Mayor Richard Daley and other elected officials pointed to the fatal shootings at Northern Illinois University and a Lane Bryant store as reasons to act as they announced their annual push for new gun-control legislation.
The officials on Tuesday again said they will push a package of proposals that includes several bills that have been introduced repeatedly in Springfield, before meeting heavy opposition from gun-rights advocates.
"Gun violence is responsible for the deaths of nearly 30,000 Americans every year, many of them young people," Daley said.
Oak Park Village President David Pope recited a list of shootings on school campuses nationwide in recent months, including the latest at NIU.
"If we can't adopt some sensible legislation in the aftermath of what we just recently experienced in DeKalb, I have no idea when this is going to happen," Pope said.

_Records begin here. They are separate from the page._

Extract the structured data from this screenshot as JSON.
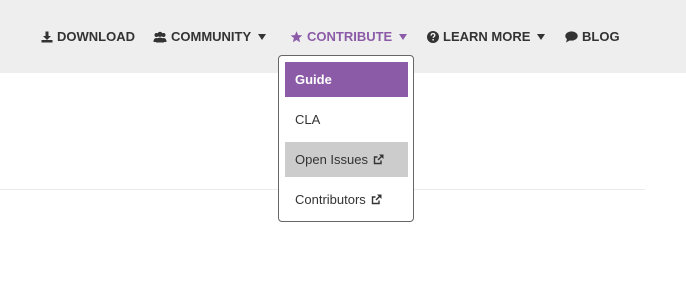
{
  "nav": {
    "download": {
      "label": "DOWNLOAD",
      "icon": "download-icon"
    },
    "community": {
      "label": "COMMUNITY",
      "icon": "users-icon"
    },
    "contribute": {
      "label": "CONTRIBUTE",
      "icon": "star-icon"
    },
    "learn_more": {
      "label": "LEARN MORE",
      "icon": "question-circle-icon"
    },
    "blog": {
      "label": "BLOG",
      "icon": "comment-icon"
    }
  },
  "dropdown": {
    "items": [
      {
        "label": "Guide",
        "state": "selected"
      },
      {
        "label": "CLA"
      },
      {
        "label": "Open Issues",
        "external": true,
        "state": "hover"
      },
      {
        "label": "Contributors",
        "external": true
      }
    ]
  },
  "colors": {
    "accent": "#8b5ba8",
    "navbar_bg": "#eeeeee",
    "text": "#333333",
    "hover_bg": "#cccccc"
  }
}
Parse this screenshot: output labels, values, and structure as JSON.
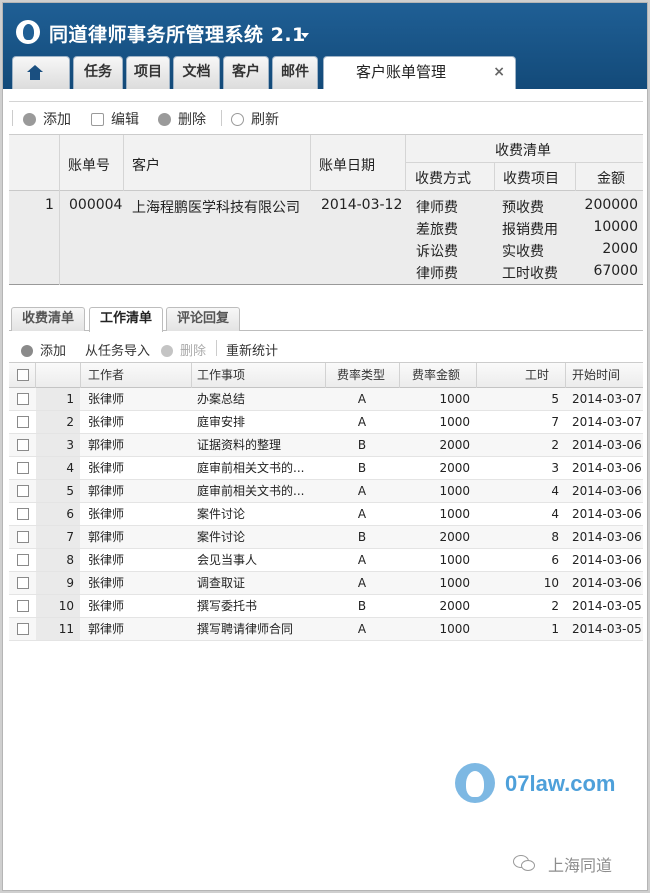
{
  "app": {
    "title": "同道律师事务所管理系统 2.1"
  },
  "nav_tabs": [
    "任务",
    "项目",
    "文档",
    "客户",
    "邮件"
  ],
  "active_tab": {
    "label": "客户账单管理",
    "close": "×"
  },
  "toolbar": {
    "add": "添加",
    "edit": "编辑",
    "delete": "删除",
    "refresh": "刷新"
  },
  "account_grid": {
    "headers": {
      "bill_no": "账单号",
      "client": "客户",
      "bill_date": "账单日期",
      "fee_list": "收费清单",
      "method": "收费方式",
      "item": "收费项目",
      "amount": "金额"
    },
    "row": {
      "index": "1",
      "bill_no": "000004",
      "client": "上海程鹏医学科技有限公司",
      "bill_date": "2014-03-12",
      "fees": [
        {
          "method": "律师费",
          "item": "预收费",
          "amount": "200000"
        },
        {
          "method": "差旅费",
          "item": "报销费用",
          "amount": "10000"
        },
        {
          "method": "诉讼费",
          "item": "实收费",
          "amount": "2000"
        },
        {
          "method": "律师费",
          "item": "工时收费",
          "amount": "67000"
        }
      ]
    }
  },
  "sub_tabs": [
    "收费清单",
    "工作清单",
    "评论回复"
  ],
  "work_toolbar": {
    "add": "添加",
    "import": "从任务导入",
    "delete": "删除",
    "recalc": "重新统计"
  },
  "work_grid": {
    "headers": {
      "worker": "工作者",
      "task": "工作事项",
      "rate_type": "费率类型",
      "rate_amount": "费率金额",
      "hours": "工时",
      "start": "开始时间"
    },
    "rows": [
      {
        "n": "1",
        "worker": "张律师",
        "task": "办案总结",
        "type": "A",
        "rate": "1000",
        "hours": "5",
        "start": "2014-03-07"
      },
      {
        "n": "2",
        "worker": "张律师",
        "task": "庭审安排",
        "type": "A",
        "rate": "1000",
        "hours": "7",
        "start": "2014-03-07"
      },
      {
        "n": "3",
        "worker": "郭律师",
        "task": "证据资料的整理",
        "type": "B",
        "rate": "2000",
        "hours": "2",
        "start": "2014-03-06"
      },
      {
        "n": "4",
        "worker": "张律师",
        "task": "庭审前相关文书的...",
        "type": "B",
        "rate": "2000",
        "hours": "3",
        "start": "2014-03-06"
      },
      {
        "n": "5",
        "worker": "郭律师",
        "task": "庭审前相关文书的...",
        "type": "A",
        "rate": "1000",
        "hours": "4",
        "start": "2014-03-06"
      },
      {
        "n": "6",
        "worker": "张律师",
        "task": "案件讨论",
        "type": "A",
        "rate": "1000",
        "hours": "4",
        "start": "2014-03-06"
      },
      {
        "n": "7",
        "worker": "郭律师",
        "task": "案件讨论",
        "type": "B",
        "rate": "2000",
        "hours": "8",
        "start": "2014-03-06"
      },
      {
        "n": "8",
        "worker": "张律师",
        "task": "会见当事人",
        "type": "A",
        "rate": "1000",
        "hours": "6",
        "start": "2014-03-06"
      },
      {
        "n": "9",
        "worker": "张律师",
        "task": "调查取证",
        "type": "A",
        "rate": "1000",
        "hours": "10",
        "start": "2014-03-06"
      },
      {
        "n": "10",
        "worker": "张律师",
        "task": "撰写委托书",
        "type": "B",
        "rate": "2000",
        "hours": "2",
        "start": "2014-03-05"
      },
      {
        "n": "11",
        "worker": "郭律师",
        "task": "撰写聘请律师合同",
        "type": "A",
        "rate": "1000",
        "hours": "1",
        "start": "2014-03-05"
      }
    ]
  },
  "watermark": {
    "site": "07law.com",
    "wechat": "上海同道"
  }
}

The National Rifle Association, which considers the annual legislative package an attempt to infringe on gun owners' rights, declined to comment on specifics of the legislation or Daley's remarks.
"We think it is poor form for a politician or a special interest group to try to push a legislative agenda on the back of any tragedy," said Andrew Arulanandam, an NRA spokesman. "Now is the time for the Northern Illinois University community to grieve and to heal. We believe there is adequate time down the road to debate policy and politics."
Among the measures in the package of bills being pushed by Daley and others would require buyer background checks in private sales of handguns; impose more stringent requirements to safeguard firearms in places where there are children ages 17 and younger, and ban gun magazines that hold more than 10 rounds of ammunition.